Unlike climate change mitigation, including attempts to prevent global warming by shifting to clean or low-carbon energy and encouraging energy efficiency, adaptation confronts the need to prepare for and adjust to the effects of a changing global environment. Among those effects: new weather patterns, rising sea levels, and warmer waters, with fallout ranging from the bleaching of Australia’s Great Barrier Reef to changing shipping routes, impacts on farming, increasing storm damage in coastal regions, and water shortages. Adaptation calls for developing better risk analytics; it also means getting farmland and waterways, as well as cities, countries, and businesses and other organizations, ready to meet these risks.

Global climate adaptation will cost between $70 billion and $100 billion a year by 2050, the World Bank Group estimates. But the GARI paper finds that so far, the private sector has paid little heed to adaptation. This neglect largely stems from a lack of knowledge as well as reliable data and metrics surrounding the consequences of climate risk.

Looking beyond costs, GARI members are among those who also point to an upside. “GARI demonstrates that private investors see both the risk to their portfolios from the physical impact of climate change and the opportunity to invest in addressing that risk today,” chair Koh said in a statement announcing the white paper. “Post-Paris, investors are calling for better ways to measure physical climate risk and for support in making resilient investments.”

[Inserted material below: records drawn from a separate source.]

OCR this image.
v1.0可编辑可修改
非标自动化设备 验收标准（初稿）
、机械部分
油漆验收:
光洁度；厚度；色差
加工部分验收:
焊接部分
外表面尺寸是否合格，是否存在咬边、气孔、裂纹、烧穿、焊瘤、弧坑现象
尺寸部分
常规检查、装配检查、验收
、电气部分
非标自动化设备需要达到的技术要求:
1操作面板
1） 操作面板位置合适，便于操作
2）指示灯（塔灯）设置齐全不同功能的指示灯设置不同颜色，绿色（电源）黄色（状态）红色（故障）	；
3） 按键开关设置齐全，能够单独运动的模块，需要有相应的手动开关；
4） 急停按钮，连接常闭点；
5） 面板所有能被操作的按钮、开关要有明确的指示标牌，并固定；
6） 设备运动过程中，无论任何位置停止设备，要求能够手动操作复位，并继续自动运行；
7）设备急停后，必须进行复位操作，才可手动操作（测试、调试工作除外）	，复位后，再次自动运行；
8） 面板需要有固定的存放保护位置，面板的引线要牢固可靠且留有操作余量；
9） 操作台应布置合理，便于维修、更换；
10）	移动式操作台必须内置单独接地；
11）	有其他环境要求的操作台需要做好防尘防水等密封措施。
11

The paper highlights five key areas of investment interest: infrastructure, companies whose products and solutions address specific aspects of climate risk, businesses that provide tools or technologies to map and assess climate risk, other adaptation and resilience investments, and fixed assets. Infrastructure and companies with climate risk solutions proved to be of most interest to GARI survey participants.

Whatever winds of change are blowing through politics in the U.S. and elsewhere, the effects of climate change won’t go away. Investors would be well served to take note.